La Regola più seguita in Occidente è quella di san Benedetto da Norcia, che rielabora una precedente anonima Regola del Maestro. Al centro di essa c’è la sapiente alternanza tra preghiera e lavoro (sintetizzata più tardi nella formula ora et labora, “prega e lavora”); la giornata è scandita da attività diverse, che valorizzino la dimensione pratica – diremmo anche sociale – della persona accanto a quella contemplativa e individuale. Il monastero previsto da Benedetto è una piccola cittadella autosufficiente, tanto per gli aspetti economici quanto per quelli spirituali. Uno o più monaci sono anche sacerdoti e provvedono alla cura pastorale della comunità. Nel monastero il monaco è individuo, è solo in un rapporto privato con Dio, e contemporaneamente è membro di una famiglia con a capo l’abate, il “padre”: dimensione verticale (individuale) e orizzontale (comunitaria) della vita quotidiana si saldano. L’abate, responsabile della famiglia monastica, padre discreto e saggio, che sa alternare comprensione a durezza, è il vero perno della comunità. Per il resto, l’antropologia di Benedetto è quella tipica del monachesimo, con la svalutazione (di tipo platonico) della carne rispetto allo spirito e il richiamo alla preghiera e alla mortificazione interiore. L’equilibrio della Regola, la conciliazione delle contraddizioni in una visione unitaria ne fanno uno dei testi fondanti della cultura occidentale.

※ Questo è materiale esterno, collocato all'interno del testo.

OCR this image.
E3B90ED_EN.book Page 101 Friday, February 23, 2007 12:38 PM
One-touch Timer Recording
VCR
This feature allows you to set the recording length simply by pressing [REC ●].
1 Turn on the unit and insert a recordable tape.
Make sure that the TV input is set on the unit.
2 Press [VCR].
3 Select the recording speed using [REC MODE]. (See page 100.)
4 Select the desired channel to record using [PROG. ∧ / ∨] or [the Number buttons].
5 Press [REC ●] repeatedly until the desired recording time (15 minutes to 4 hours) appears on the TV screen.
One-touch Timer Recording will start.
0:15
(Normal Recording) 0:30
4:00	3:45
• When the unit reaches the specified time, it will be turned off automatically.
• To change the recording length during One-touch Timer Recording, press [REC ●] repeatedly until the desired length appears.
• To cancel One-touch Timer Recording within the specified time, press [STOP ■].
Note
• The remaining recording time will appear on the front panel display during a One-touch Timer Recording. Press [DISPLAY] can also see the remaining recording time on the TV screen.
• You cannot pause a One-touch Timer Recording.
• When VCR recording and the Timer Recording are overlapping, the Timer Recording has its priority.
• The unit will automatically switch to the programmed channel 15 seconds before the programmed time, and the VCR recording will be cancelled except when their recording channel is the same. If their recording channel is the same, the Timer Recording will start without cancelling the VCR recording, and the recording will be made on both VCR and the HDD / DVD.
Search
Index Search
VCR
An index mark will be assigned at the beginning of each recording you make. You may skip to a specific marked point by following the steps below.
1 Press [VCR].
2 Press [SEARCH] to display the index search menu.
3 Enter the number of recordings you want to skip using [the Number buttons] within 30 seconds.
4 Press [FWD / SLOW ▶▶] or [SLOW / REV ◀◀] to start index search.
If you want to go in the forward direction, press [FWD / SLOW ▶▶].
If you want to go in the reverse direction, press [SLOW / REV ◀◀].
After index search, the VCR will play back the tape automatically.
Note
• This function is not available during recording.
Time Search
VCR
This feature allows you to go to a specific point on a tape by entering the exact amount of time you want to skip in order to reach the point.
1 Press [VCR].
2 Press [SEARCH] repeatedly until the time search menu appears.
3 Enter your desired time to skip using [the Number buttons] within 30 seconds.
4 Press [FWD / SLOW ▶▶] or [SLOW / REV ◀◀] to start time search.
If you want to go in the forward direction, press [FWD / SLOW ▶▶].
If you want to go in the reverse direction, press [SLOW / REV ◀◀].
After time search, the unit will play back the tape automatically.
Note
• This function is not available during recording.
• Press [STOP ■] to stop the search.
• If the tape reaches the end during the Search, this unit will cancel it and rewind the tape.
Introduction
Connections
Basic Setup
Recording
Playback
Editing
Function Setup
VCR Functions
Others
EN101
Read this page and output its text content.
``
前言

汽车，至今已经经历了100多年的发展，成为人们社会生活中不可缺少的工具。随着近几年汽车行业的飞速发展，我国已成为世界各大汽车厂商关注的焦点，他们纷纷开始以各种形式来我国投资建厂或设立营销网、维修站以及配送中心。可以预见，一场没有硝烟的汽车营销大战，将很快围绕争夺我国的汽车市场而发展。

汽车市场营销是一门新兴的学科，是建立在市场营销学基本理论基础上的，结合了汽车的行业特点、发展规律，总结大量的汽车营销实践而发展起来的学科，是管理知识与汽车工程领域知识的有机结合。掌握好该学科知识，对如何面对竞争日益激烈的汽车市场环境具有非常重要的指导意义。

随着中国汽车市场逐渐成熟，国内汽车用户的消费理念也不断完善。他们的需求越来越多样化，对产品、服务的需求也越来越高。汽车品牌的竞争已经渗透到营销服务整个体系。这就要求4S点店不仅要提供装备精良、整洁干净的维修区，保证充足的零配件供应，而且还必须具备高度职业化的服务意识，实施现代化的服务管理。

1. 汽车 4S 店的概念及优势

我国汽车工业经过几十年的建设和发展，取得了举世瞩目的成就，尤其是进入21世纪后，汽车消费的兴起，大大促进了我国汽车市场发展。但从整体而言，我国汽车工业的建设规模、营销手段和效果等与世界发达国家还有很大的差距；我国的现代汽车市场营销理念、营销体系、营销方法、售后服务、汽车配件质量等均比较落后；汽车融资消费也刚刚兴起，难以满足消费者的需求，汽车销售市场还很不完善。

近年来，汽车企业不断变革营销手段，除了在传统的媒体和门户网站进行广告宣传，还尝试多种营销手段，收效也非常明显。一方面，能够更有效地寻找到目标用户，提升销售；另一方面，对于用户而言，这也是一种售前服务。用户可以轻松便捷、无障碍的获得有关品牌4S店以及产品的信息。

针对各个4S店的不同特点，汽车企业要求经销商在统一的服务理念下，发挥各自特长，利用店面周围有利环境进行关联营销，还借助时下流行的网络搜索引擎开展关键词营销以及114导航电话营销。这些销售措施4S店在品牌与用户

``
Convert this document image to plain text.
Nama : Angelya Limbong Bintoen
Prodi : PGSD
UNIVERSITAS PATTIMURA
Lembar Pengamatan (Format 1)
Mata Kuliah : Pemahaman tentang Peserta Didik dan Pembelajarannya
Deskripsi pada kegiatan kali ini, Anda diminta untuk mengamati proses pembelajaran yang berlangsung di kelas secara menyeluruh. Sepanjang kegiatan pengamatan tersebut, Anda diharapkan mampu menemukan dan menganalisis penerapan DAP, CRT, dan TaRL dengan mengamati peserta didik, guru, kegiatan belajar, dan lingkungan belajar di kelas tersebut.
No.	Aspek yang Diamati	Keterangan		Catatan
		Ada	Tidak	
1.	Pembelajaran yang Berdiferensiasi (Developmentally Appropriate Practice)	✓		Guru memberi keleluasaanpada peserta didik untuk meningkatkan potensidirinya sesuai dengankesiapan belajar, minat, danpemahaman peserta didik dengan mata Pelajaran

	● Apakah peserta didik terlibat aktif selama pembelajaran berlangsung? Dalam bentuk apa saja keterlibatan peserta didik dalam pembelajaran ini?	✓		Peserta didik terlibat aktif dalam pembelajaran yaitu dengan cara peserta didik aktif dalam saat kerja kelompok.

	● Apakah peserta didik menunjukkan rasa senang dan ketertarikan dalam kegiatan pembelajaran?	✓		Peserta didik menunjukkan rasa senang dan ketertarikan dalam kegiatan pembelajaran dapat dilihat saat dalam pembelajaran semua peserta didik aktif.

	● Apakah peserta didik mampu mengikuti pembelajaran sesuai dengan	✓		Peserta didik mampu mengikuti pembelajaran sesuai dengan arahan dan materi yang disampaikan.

Ben presto la Regola di san Benedetto viene commentata: per esempio, nell’VIII secolo, da Paolo Diacono e, nel IX, da Smaragdo di Saint Mihiel. Nei secoli XI e XII i movimenti di riforma del monachesimo mettono per scritto le consuetudini locali, che si affiancano alla Regola integrandola. Sono riforme della Regola stessa. Cluny, fondata in Borgogna nel 910, trasmette le sue Consuetudini a molti monasteri d’Italia, Francia e Spagna, dove vengono recepite e rielaborate in chiave locale. A Camaldoli la tradizione eremitica dei padri del deserto rivive per impulso di san Romualdo di Ravenna e a fine XI secolo il priore Rodolfo I (priore dal 1074 al 1088) mette per scritto le Costituzioni. Il movimento eremitico si sviluppa anche nella Certosa (Chartreuse), fondata nel 1084 da san Bruno di Colonia. Il primo testo normativo dei Certosini sono le Consuetudini del priore Ghigo o Guigo. Anche i Vallombrosiani, dopo la morte del fondatore san Giovanni Gualberto, si dotano ben presto di consuetudini scritte. A Citeaux, monastero fondato nel 1098 dal nobile francese Roberto di Molesme, il testo fondatore è la Carta dell’amore (Charta charitatis), nel quale viene anche organizzato un modello nuovo, di tipo federale, di congregazione monastica, incentrato sul vincolo reciproco di amore tra le fondazioni.